If those numbers didn’t start to make you squirm in your seat a little, then there’s this:
“Although the central focus is around fine art, this survey also explored online buyers’ buying habits of other collectibles.”
So in summary, Hiscox’s findings in a study titled “The Hiscox Online Art Trade Report 2014” (emphasis added by me) are based on survey responses from a grand total of 506 clients who frequented only 23 online dealers… and some unspecified number of those 506 people did not even acquire objects that qualify as fine art. From this paltry sample size, the firm is extrapolating about a multi-billion dollar sub-industry. I don’t think I’m being unfair if I suggest that methodology is less than bombproof. (Credit to Melanie Gerlis of The Art Newspaper, the only Hiscox recapper I saw go out of her way to mention some of the caveats here.)
With all those flaws in mind, it seems like a given that the TEFAF report must be a more accurate view of the online art market - especially if I mention that its generally regarded as the most rigorous of the annual reports that materialize in the art world. The simplest way to determine if it’s indeed the case would be to compare sample sizes.
So how does the TEFAF report stack up? The answer appears to be “favorably,” though the comparison is not necessarily 1:1, either. For starters, McAndrew and her team surveyed dealers, not clients. Since each of those dealers are selling to multiple clients, retrieving data from one dealer should be a vastly more worthwhile proposition than from one collector. The TEFAF report approached 5,500 art dealers to compile their report. Sounds pretty good, right?
But a closer look at the TEFAF report’s methodology begins to reveal a few hair line fractures of its own. It turns out that all of those 5,500 dealers were in the same fiscal tier: annual sales greater than 2M EUR. More disappointing, the response rate from those 5,500 dealers was only about 12%, meaning the report’s findings were actually generated from only about 660 dealers. That number still dwarfs the 23 online dealers and 506 total clients represented in the Hiscox report. Yet the big picture precision of the TEFAF report starts to crumble even further in light of their estimate that in 2013, the industry consisted of a staggering 295,000 art dealers worldwide.

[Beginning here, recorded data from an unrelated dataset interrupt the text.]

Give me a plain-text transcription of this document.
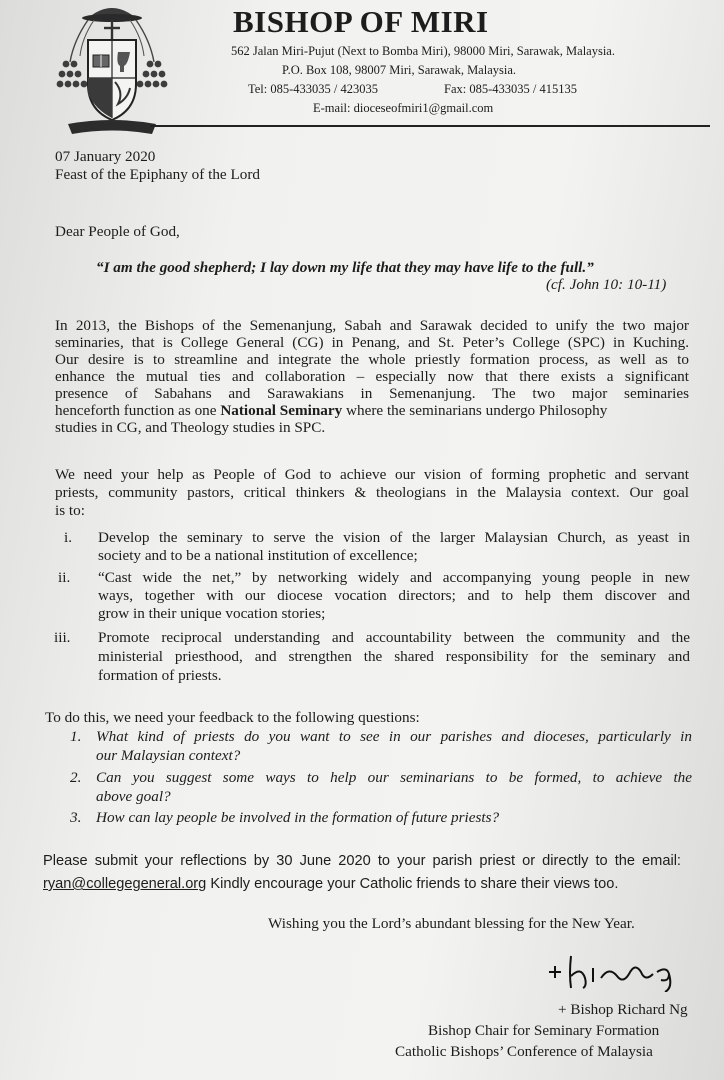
BISHOP OF MIRI
562 Jalan Miri-Pujut (Next to Bomba Miri), 98000 Miri, Sarawak, Malaysia.
P.O. Box 108, 98007 Miri, Sarawak, Malaysia.
Tel: 085-433035 / 423035	Fax: 085-433035 / 415135
E-mail: dioceseofmiri1@gmail.com
07 January 2020
Feast of the Epiphany of the Lord
Dear People of God,
“I am the good shepherd; I lay down my life that they may have life to the full.”
(cf. John 10: 10-11)
In 2013, the Bishops of the Semenanjung, Sabah and Sarawak decided to unify the two major
seminaries, that is College General (CG) in Penang, and St. Peter’s College (SPC) in Kuching.
Our desire is to streamline and integrate the whole priestly formation process, as well as to
enhance the mutual ties and collaboration – especially now that there exists a significant
presence of Sabahans and Sarawakians in Semenanjung. The two major seminaries
henceforth function as one National Seminary where the seminarians undergo Philosophy
studies in CG, and Theology studies in SPC.
We need your help as People of God to achieve our vision of forming prophetic and servant
priests, community pastors, critical thinkers & theologians in the Malaysia context. Our goal
is to:
i. Develop the seminary to serve the vision of the larger Malaysian Church, as yeast in
society and to be a national institution of excellence;
ii. “Cast wide the net,” by networking widely and accompanying young people in new
ways, together with our diocese vocation directors; and to help them discover and
grow in their unique vocation stories;
iii. Promote reciprocal understanding and accountability between the community and the
ministerial priesthood, and strengthen the shared responsibility for the seminary and
formation of priests.
To do this, we need your feedback to the following questions:
1. What kind of priests do you want to see in our parishes and dioceses, particularly in
our Malaysian context?
2. Can you suggest some ways to help our seminarians to be formed, to achieve the
above goal?
3. How can lay people be involved in the formation of future priests?
Please submit your reflections by 30 June 2020 to your parish priest or directly to the email:
ryan@collegegeneral.org Kindly encourage your Catholic friends to share their views too.
Wishing you the Lord’s abundant blessing for the New Year.
+ Bishop Richard Ng
Bishop Chair for Seminary Formation
Catholic Bishops’ Conference of Malaysia
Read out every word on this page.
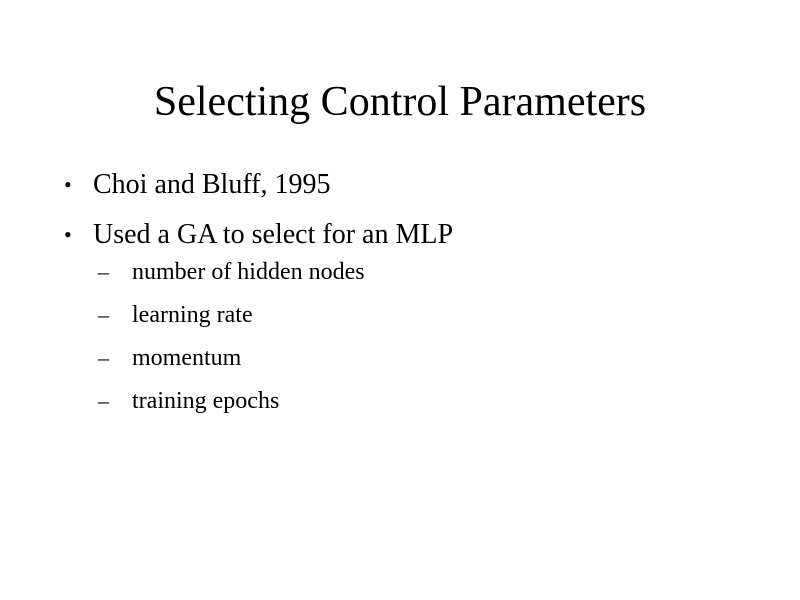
Selecting Control Parameters
• Choi and Bluff, 1995
• Used a GA to select for an MLP
– number of hidden nodes
– learning rate
– momentum
– training epochs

Now, it’s important to keep mind that there is a ton of variance among those estimated 295,000 dealers. Theoretically, it includes literally anyone who sold any type of fine art or antiquities at any price point anywhere in the world. Still, if that estimate is accurate, then the TEFAF report only attempted to survey about 2% of the industry (5,500 of 295,000), and only about 0.2% of the overall market responded. From that sample size, the report drew conclusions about an estimated $66B industry.
I don’t put these facts in halogen high beams to scold McAndrew or her results. Trying to quantify a (mostly) closed market is a nearly impossible task, and the TEFAF report is, as far as I can tell, the best summary we have for sales data in the private sectors of the art world year after year. It’s remarkable to me that she and her team were able to accumulate as much data as they did. If asked to choose, I would favor the TEFAF report’s results on the online art industry over Hiscox’s as quickly as my fast-twitch muscle fiber would allow.
But when looking at the projected art sales numbers blazing across media headlines like neon comets week after week, it’s crucial to remember just how little hard data is propelling them. The most rigorous reports likely do reflect general trends in the market, but relying on the specific numbers they tout is a dubious proposition. Ironically, when viewed with an objective eye, even the best findings succeed at nothing so well as reminding us just how little we know for sure about this industry’s past, present, or future.